The Transport Safety Commission's (TSC) proposals, which are designed to replicate the successful models for investigation and danger reduction that exist in the rail and aviation sectors, have not thus far been adopted by the Government. TfL’s promise to improve transparency regarding investigations and collision data, and to publish reports regarding the investigation and outcome of fatal and serious collisions, falls short of the TSC recommendations. It is, however, more than others have done to embrace TSC’s report and learn from the approach different sectors of the transport industry take comparatively successfully towards transparency and open investigation.

The persistent pedestrian

Publishing information about collisions and learning from past mistakes has been the message shouted loudly and continuously by pedestrian campaigner Tom Kearney since he found himself in a coma after being hit by a London Bus in 2009. The programme announced by TfL this morning reflects many of the improvements and changes Tom has campaigned for and relentlessly blogged about. He may ask why TfL took so long to listen, but their programme suggests they have.     

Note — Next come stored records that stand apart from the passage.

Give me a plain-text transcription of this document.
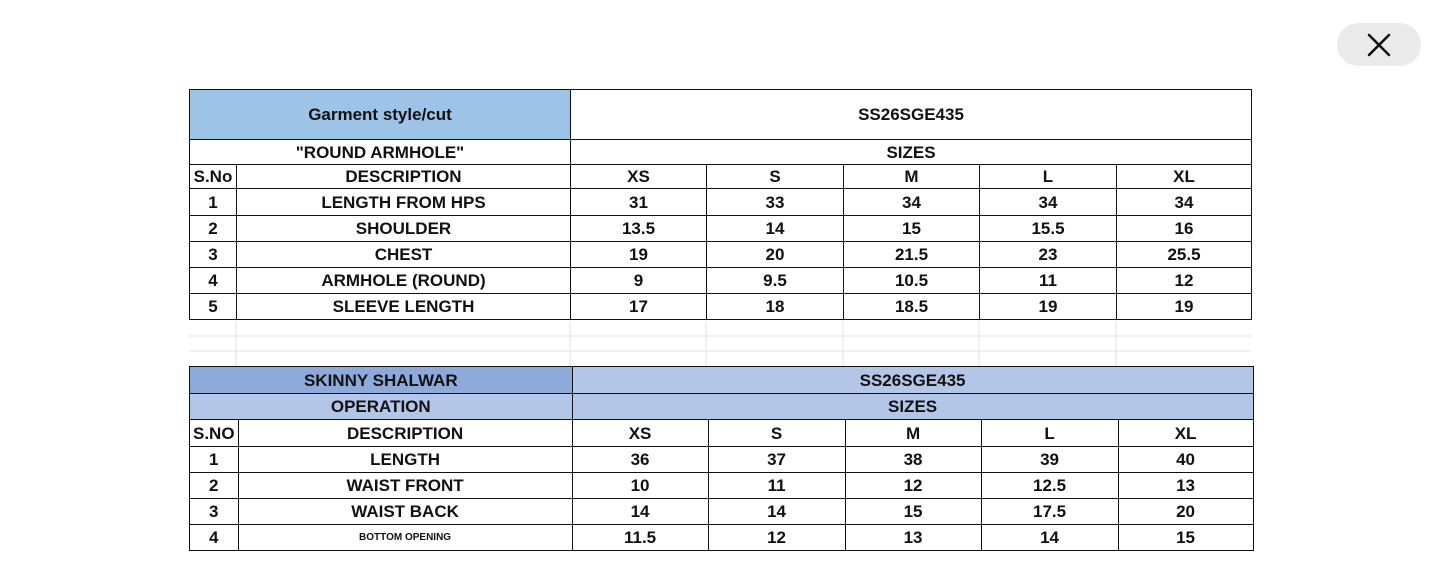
Garment style/cut		SS26SGE435				
"ROUND ARMHOLE"		SIZES				
S.No	DESCRIPTION	XS	S	M	L	XL
1	LENGTH FROM HPS	31	33	34	34	34
2	SHOULDER	13.5	14	15	15.5	16
3	CHEST	19	20	21.5	23	25.5
4	ARMHOLE (ROUND)	9	9.5	10.5	11	12
5	SLEEVE LENGTH	17	18	18.5	19	19
SKINNY SHALWAR		SS26SGE435				
OPERATION		SIZES				
S.NO	DESCRIPTION	XS	S	M	L	XL
1	LENGTH	36	37	38	39	40
2	WAIST FRONT	10	11	12	12.5	13
3	WAIST BACK	14	14	15	17.5	20
4	BOTTOM OPENING	11.5	12	13	14	15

UK’s first incident support service

Perhaps the most innovative proposal from TfL is to establish what they describe as the UK’s first incident support service for those affected by incidents leading to people being killed or seriously injured on the transport network. TfL’s customer service team will be providing this service from April 2016, which will include emotional and practical support and a single named point of contact at TfL.

The failure to adequately meet the needs of victims, share information and fully involve them in any process has been a constant theme within CTC’s Road Justice Campaign. Accordingly, with a cautionary note, CTC enthusiastically endorses TfL’s aim to improve the service those affected by serious incidents on the roads experience, at a time when they are most vulnerable.

The cautionary note relates to the role and remit of the named point of contact. It should not be to mediate between a victim and a bus contractor, who may be legally liable for that victim’s injuries. Supporting victims and mediating disputes are not the same, but if the requirements of the role are made clear this service could potentially provide a template for a positive and wider extension of incident support services for those injured on the roads.  

Training and safety standards

TfL’s programme also refers to further training regarding vulnerable road users, safe vehicle design developments and related matters. Without the detail CTC is unable to comment further, save to say that reviewing such matters is certainly welcome, and required.

Perhaps 2016 will be a year of road safety change?